Viernes, 20 de enero de 2017

| 2001/04/02 00:00

Hannibal

En su nueva película el doctor Hannibal Lecter resulta ser, en realidad, un atormentado ángel caído. ***

Hannibal

Direccion:
Ridley Scott.
Actores: Anthony Hopkins, Julianne Moore, Gary Oldman, Ray Liotta, Giancarlo Giannini.



Podria decirse que son cuadros del Infierno de Dante o pesadillas puestas en escena. Pero la verdad es que nada ni nadie podrá preparar al público para las últimas secuencias de Hannibal. Podría decirse, eso sí, que esta vez, mientras se es testigo de la genialidad de Anthony Hopkins, o del horror, la crueldad y el genio del doctor Hannibal Lecter, lo mejor es no comer en la oscuridad del teatro. Quienes ya han visto la historia seguro darán fe de esta advertencia: hay que resistirse, a como dé lugar, a probar cualquier producto de la tienda.

Ya han pasado 10 años desde que, en las escenas finales de El silencio de los inocentes, el doctor Lecter, un siquiatra conocido como ‘el caníbal’ en el mundo de los monstruos, se escapó de su manicomio de máxima seguridad, en Baltimore, y viajó a Florencia, Italia, para convertirse en curador del Palazzo Vecchio y aprender a controlar, de paso, sus insoportables antojos de carne humana. Ahora Mason Verger, un millonario que fue uno de sus pacientes y otra de sus víctimas —Lecter entró en su cerebro y lo convenció de quitarse la piel de la cara y arrojársela a los perros—, ha encontrado una dantesca forma de vengarse. Una pista: tiene que ver con los pies y una manada de marranos salvajes.

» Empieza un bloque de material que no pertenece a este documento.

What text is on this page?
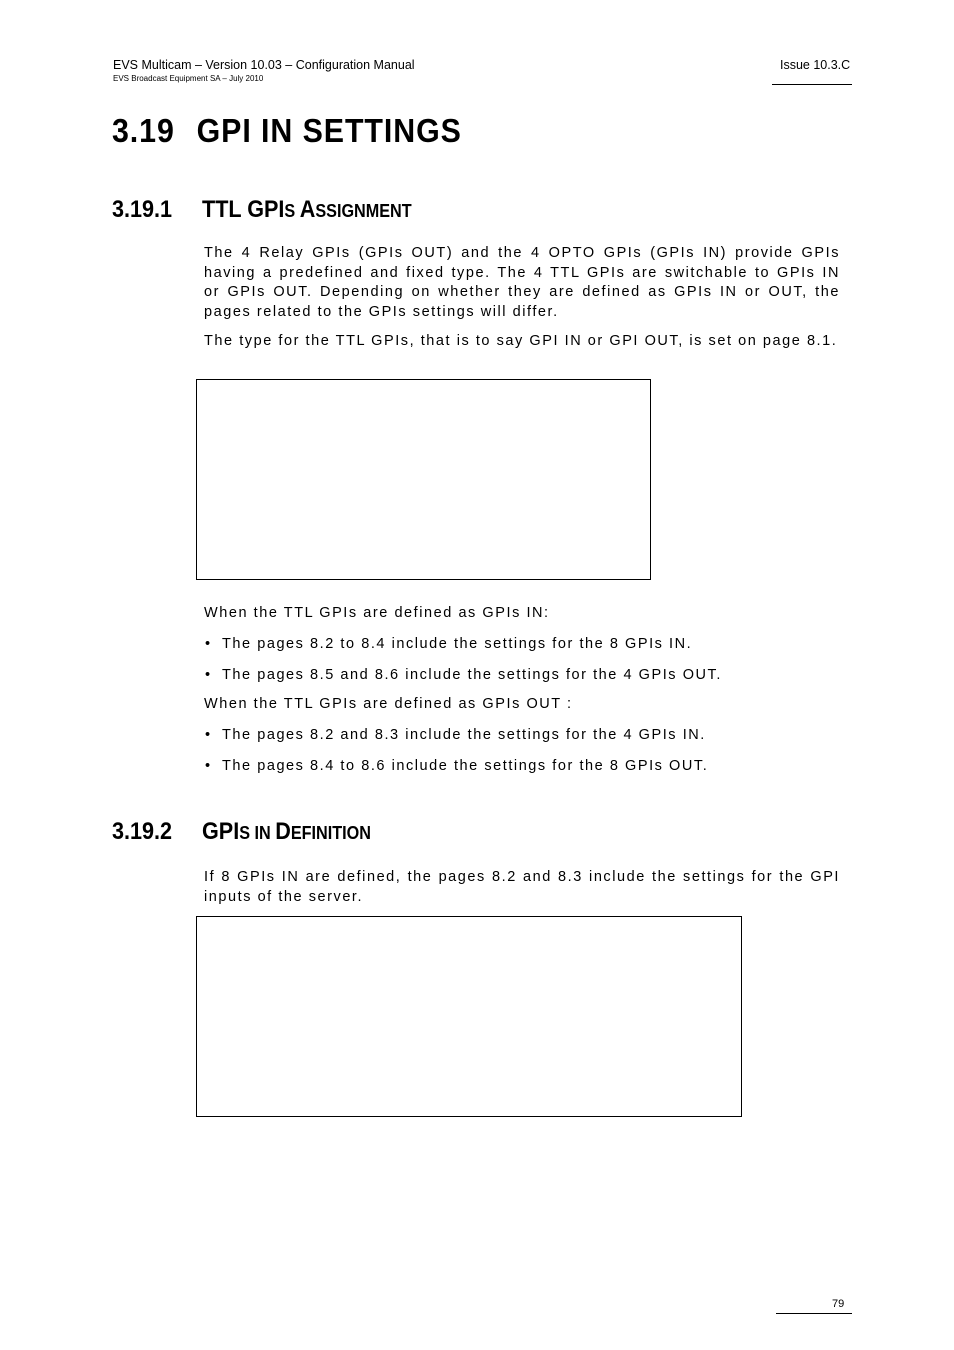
EVS Multicam – Version 10.03 – Configuration Manual
EVS Broadcast Equipment SA – July 2010
Issue 10.3.C
3.19 GPI IN SETTINGS
3.19.1 TTL GPIS ASSIGNMENT

The 4 Relay GPIs (GPIs OUT) and the 4 OPTO GPIs (GPIs IN) provide GPIs having a predefined and fixed type. The 4 TTL GPIs are switchable to GPIs IN or GPIs OUT. Depending on whether they are defined as GPIs IN or OUT, the pages related to the GPIs settings will differ.

The type for the TTL GPIs, that is to say GPI IN or GPI OUT, is set on page 8.1.

When the TTL GPIs are defined as GPIs IN:
• The pages 8.2 to 8.4 include the settings for the 8 GPIs IN.
• The pages 8.5 and 8.6 include the settings for the 4 GPIs OUT.
When the TTL GPIs are defined as GPIs OUT :
• The pages 8.2 and 8.3 include the settings for the 4 GPIs IN.
• The pages 8.4 to 8.6 include the settings for the 8 GPIs OUT.
3.19.2 GPIS IN DEFINITION

If 8 GPIs IN are defined, the pages 8.2 and 8.3 include the settings for the GPI inputs of the server.

79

Clarice Starling —o bueno: la brillante Julianne Moore—, una agente del FBI, es la carnada perfecta porque sus sólidos principios la convierten en un ángel solitario y marginal y porque cuando Lecter la vio por vez primera —ella sólo era una ingenua estudiante atrapada en un mundo de hombres que quería capturar a un escalofriante asesino en serie— quedó completamente enamorado. En El silencio de los inocentes se alcanzaba a intuir esa fascinación, pero no, nunca, un enamoramiento comparable, según se sugiere ahora, en Hannibal, al que sintió Dante Alighieri, uno de los principales poetas de la historia, cuando vio, cara a cara, a su Beatriz Portinari.

Eso es lo que fascina, esta vez, de Hannibal Lecter. Ya no es sólo su elegancia, su maldad y su sentido del asesinato como una de las bellas artes. Es, también, su dualidad. Su amor atormentado, su atracción hacia el bien, su labor de ángel exterminador, su dignidad en la soledad y la marginalidad. Lo dice su propio enfermero: “Una vez me dijo que prefería comerse a los groseros, a los descaradamente groseros”.

Hannibal es inferior a El silencio de los inocentes —en donde esa película era sugerente y apasionante, ésta es gráfica y agotadora—, tiene un final repugnante y tarda mucho en comenzar y en recordar a qué personajes les pertenece el relato, pero, gracias a una gran dirección, a una acertada adaptación y a la excepcional actuación de sus dos protagonistas, logra, por lo menos, darle sentido y hacerle justicia al enfermizo romance entre Lecter y Clarice. Como si se tratara de Dante y su Beatriz.